Самсон Игнатьевич зыркнул на открытку, скинул в общую пачку — ну все как обычно — и буркнул, что ему пора «звякнуть». Телефон у него в дальней комнате. Нет, походка у него не шаткая. Идет не быстро, но твердо. Не исключаю, утрами делает основательную зарядку, а что много гуляет и проводит время на свежем воздухе, это все знают. Вон, щеки румяные.
А дом у него, за плату, полагаю, прибирает пожилая величавая особа лет сорока восьми — пятидесяти, не старше — отнюдь не обрюзгшая и морщинистая. Такая плавная в движениях, мягко-улыбчивая, а формы… как бы это поаккуратней выразиться… видные, но как бы заглаженные, очень уж округло-размерные. Нет, с ней природа не намельчила. Да, и все время отводит со лба светлую густую прядь. И волосы-то копной! Чуете, куда клоню?.. А рот не вялый, а тугой, алый; губы не тонкие, не съеденные возрастом — слегка отвороченные. Нет, эта особа не скучно скоротала век. Почему скоротала? Может, только и раскрутилась… Глаза?.. Речной воды, прозрачные. И сверхопрятная, всегда в наглаженном белейшем переднике. И чувствуется, своя в комнатах. Всегда в туфлях без каблучков, с расфуфыренными помпонами. Вещи вытирает с заботой, ставит бесшумно — привыкла уже к ним, как собственные. Включает телевизор, выключает — ну своя здесь. Имя? Дай Бог памяти… Ва… Ван… Ванда?.. Васса… Васса Леонтьевна! А фамилия?.. Фамилия?.. Ордынцева! Русачка чистая. А голос грудной, большой душевной щедрости. Поневоле улыбаешься тому, что рассказывает, каждому слову киваешь…

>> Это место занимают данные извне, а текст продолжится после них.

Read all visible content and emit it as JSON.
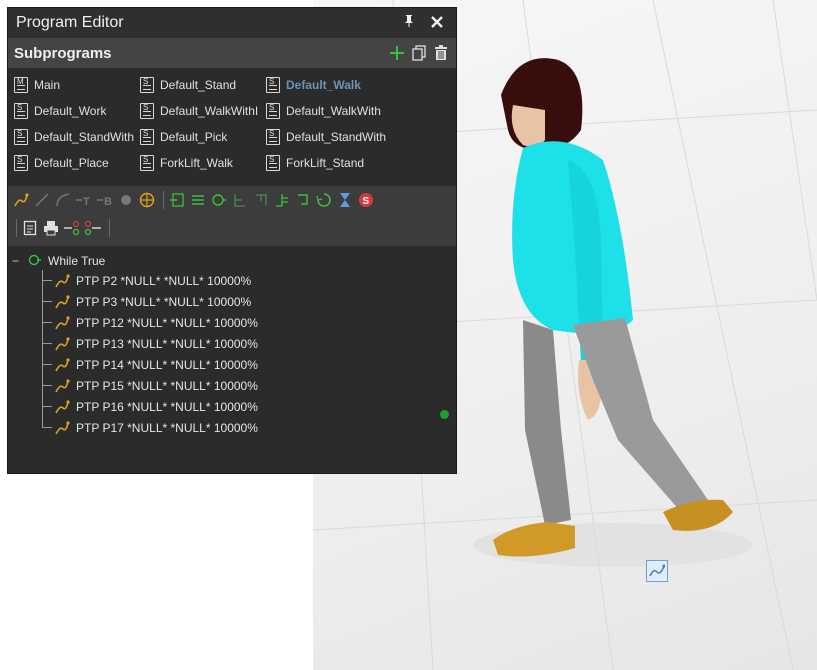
{
  "window": {
    "title": "Program Editor",
    "pin_icon": "pin-icon",
    "close_icon": "close-icon"
  },
  "subprograms": {
    "header": "Subprograms",
    "actions": [
      "add-icon",
      "copy-icon",
      "trash-icon"
    ],
    "items": [
      {
        "label": "Main",
        "letter": "M",
        "active": false
      },
      {
        "label": "Default_Stand",
        "letter": "S",
        "active": false
      },
      {
        "label": "Default_Walk",
        "letter": "S",
        "active": true
      },
      {
        "label": "Default_Work",
        "letter": "S",
        "active": false
      },
      {
        "label": "Default_WalkWithI",
        "letter": "S",
        "active": false
      },
      {
        "label": "Default_WalkWith",
        "letter": "S",
        "active": false
      },
      {
        "label": "Default_StandWith",
        "letter": "S",
        "active": false
      },
      {
        "label": "Default_Pick",
        "letter": "S",
        "active": false
      },
      {
        "label": "Default_StandWith",
        "letter": "S",
        "active": false
      },
      {
        "label": "Default_Place",
        "letter": "S",
        "active": false
      },
      {
        "label": "ForkLift_Walk",
        "letter": "S",
        "active": false
      },
      {
        "label": "ForkLift_Stand",
        "letter": "S",
        "active": false
      }
    ]
  },
  "toolbar": {
    "row1": [
      "ptp-icon",
      "lin-icon",
      "circ-icon",
      "set-tcp-icon",
      "set-base-icon",
      "dot-icon",
      "globe-icon",
      "subprogram-call-icon",
      "list-icon",
      "while-icon",
      "if-icon",
      "else-icon",
      "switch-icon",
      "return-icon",
      "loop-icon",
      "hourglass-icon",
      "stop-icon"
    ],
    "row2": [
      "document-icon",
      "print-icon",
      "move-in-icon",
      "move-out-icon"
    ]
  },
  "tree": {
    "root": "While True",
    "statements": [
      "PTP P2 *NULL* *NULL* 10000%",
      "PTP P3 *NULL* *NULL* 10000%",
      "PTP P12 *NULL* *NULL* 10000%",
      "PTP P13 *NULL* *NULL* 10000%",
      "PTP P14 *NULL* *NULL* 10000%",
      "PTP P15 *NULL* *NULL* 10000%",
      "PTP P16 *NULL* *NULL* 10000%",
      "PTP P17 *NULL* *NULL* 10000%"
    ]
  },
  "colors": {
    "panel_bg": "#2b2b2b",
    "header_bg": "#444444",
    "active_item": "#6b93b3",
    "green": "#3cbf3c",
    "ptp_orange": "#e0a020"
  }
}
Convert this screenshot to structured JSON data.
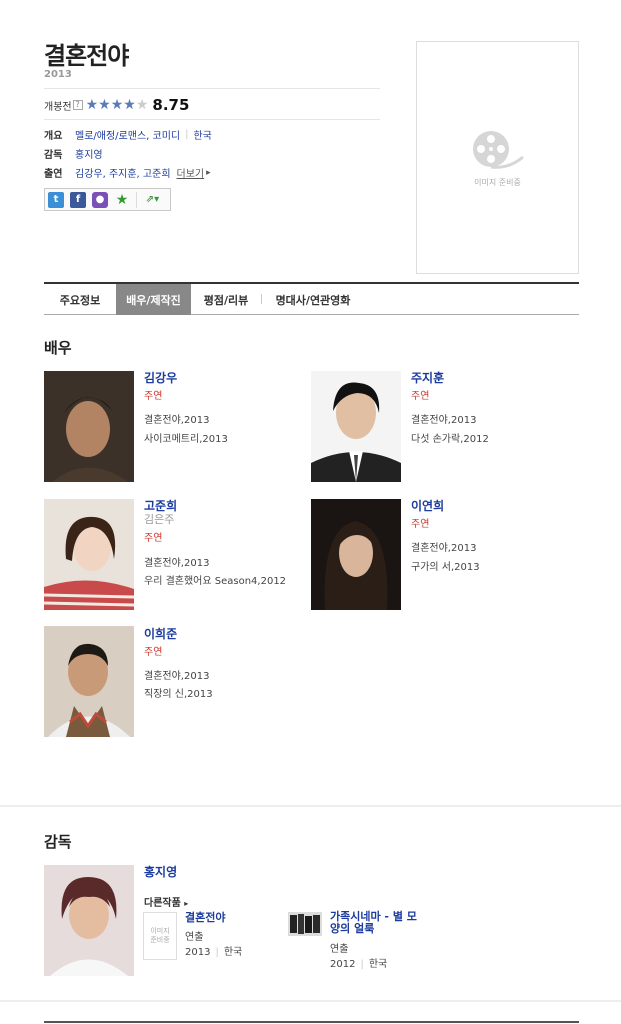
{
  "movie": {
    "title": "결혼전야",
    "year": "2013",
    "rating_label": "개봉전",
    "help_mark": "?",
    "score": "8.75",
    "stars": 4.5,
    "info": [
      {
        "key": "개요",
        "values": [
          "멜로/애정/로맨스, 코미디",
          "한국"
        ]
      },
      {
        "key": "감독",
        "values": [
          "홍지영"
        ]
      },
      {
        "key": "출연",
        "values": [
          "김강우, 주지훈, 고준희"
        ],
        "more": "더보기"
      }
    ],
    "poster_caption": "이미지 준비중"
  },
  "share": {
    "icons": [
      "twitter-icon",
      "facebook-icon",
      "me2day-icon",
      "star-icon",
      "share-icon"
    ]
  },
  "tabs": [
    {
      "label": "주요정보"
    },
    {
      "label": "배우/제작진",
      "active": true
    },
    {
      "label": "평점/리뷰"
    },
    {
      "label": "명대사/연관영화"
    }
  ],
  "actors_title": "배우",
  "actors": [
    {
      "name": "김강우",
      "role": "주연",
      "works": [
        "결혼전야,2013",
        "사이코메트리,2013"
      ]
    },
    {
      "name": "주지훈",
      "role": "주연",
      "works": [
        "결혼전야,2013",
        "다섯 손가락,2012"
      ]
    },
    {
      "name": "고준희",
      "sub": "김은주",
      "role": "주연",
      "works": [
        "결혼전야,2013",
        "우리 결혼했어요 Season4,2012"
      ]
    },
    {
      "name": "이연희",
      "role": "주연",
      "works": [
        "결혼전야,2013",
        "구가의 서,2013"
      ]
    },
    {
      "name": "이희준",
      "role": "주연",
      "works": [
        "결혼전야,2013",
        "직장의 신,2013"
      ]
    }
  ],
  "director_title": "감독",
  "director": {
    "name": "홍지영",
    "other_label": "다른작품",
    "works": [
      {
        "title": "결혼전야",
        "role": "연출",
        "year": "2013",
        "country": "한국",
        "noimg": "이미지\n준비중"
      },
      {
        "title": "가족시네마 - 별 모양의 얼룩",
        "role": "연출",
        "year": "2012",
        "country": "한국"
      }
    ]
  },
  "colors": {
    "link": "#1b3c9e",
    "role": "#c8382e",
    "tab_active": "#888888"
  }
}
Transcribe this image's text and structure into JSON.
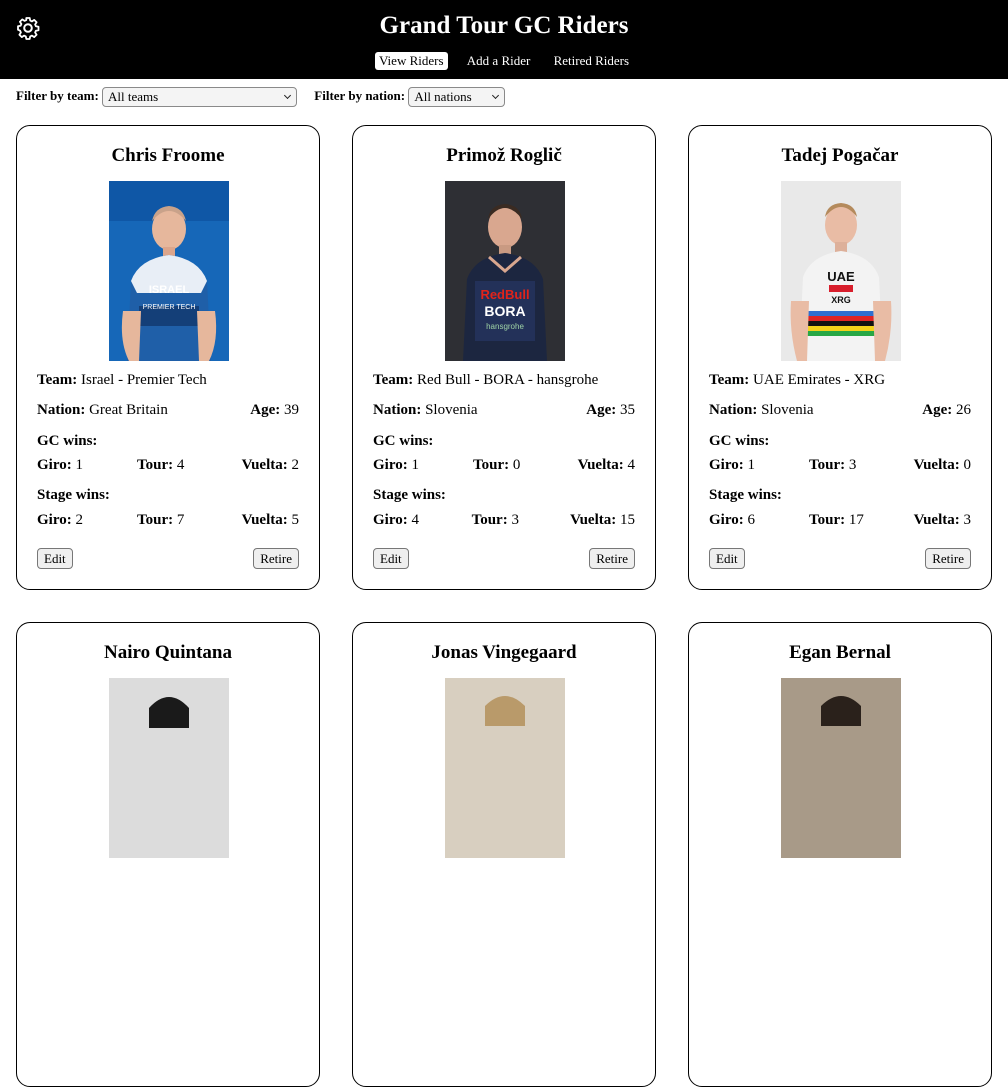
{
  "header": {
    "title": "Grand Tour GC Riders",
    "nav": [
      "View Riders",
      "Add a Rider",
      "Retired Riders"
    ],
    "active_nav": "View Riders"
  },
  "filters": {
    "team_label": "Filter by team:",
    "team_value": "All teams",
    "nation_label": "Filter by nation:",
    "nation_value": "All nations"
  },
  "labels": {
    "team": "Team:",
    "nation": "Nation:",
    "age": "Age:",
    "gc_wins": "GC wins:",
    "stage_wins": "Stage wins:",
    "giro": "Giro:",
    "tour": "Tour:",
    "vuelta": "Vuelta:",
    "edit": "Edit",
    "retire": "Retire"
  },
  "riders": [
    {
      "name": "Chris Froome",
      "team": "Israel - Premier Tech",
      "nation": "Great Britain",
      "age": "39",
      "gc": {
        "giro": "1",
        "tour": "4",
        "vuelta": "2"
      },
      "stages": {
        "giro": "2",
        "tour": "7",
        "vuelta": "5"
      },
      "jersey_color": "#1f5fa8",
      "jersey_text": "ISRAEL",
      "bg": "#1667b8"
    },
    {
      "name": "Primož Roglič",
      "team": "Red Bull - BORA - hansgrohe",
      "nation": "Slovenia",
      "age": "35",
      "gc": {
        "giro": "1",
        "tour": "0",
        "vuelta": "4"
      },
      "stages": {
        "giro": "4",
        "tour": "3",
        "vuelta": "15"
      },
      "jersey_color": "#1c2640",
      "jersey_text": "BORA",
      "bg": "#2e2f34"
    },
    {
      "name": "Tadej Pogačar",
      "team": "UAE Emirates - XRG",
      "nation": "Slovenia",
      "age": "26",
      "gc": {
        "giro": "1",
        "tour": "3",
        "vuelta": "0"
      },
      "stages": {
        "giro": "6",
        "tour": "17",
        "vuelta": "3"
      },
      "jersey_color": "#f3f3f3",
      "jersey_text": "UAE",
      "bg": "#e9e9e9"
    },
    {
      "name": "Nairo Quintana",
      "bg": "#dcdcdc"
    },
    {
      "name": "Jonas Vingegaard",
      "bg": "#d8cfc0"
    },
    {
      "name": "Egan Bernal",
      "bg": "#a89a88"
    }
  ]
}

Так вот, Самсон Игнатьевич отправился в дальнюю комнату. Он по старинке говорит о звонках по телефону «звякнуть» («пойду звякну»). А из той комнаты — усыпляющее жужжанье пылесоса. У них не наш пылесос, а «филипс». Значит, Васса Леонтьевна прибирает. Самсона Игнатьевича слышу: фальцетиком скороговорит по телефону, голос его всегда отличала зычность, тут возраст… метит, проклятый.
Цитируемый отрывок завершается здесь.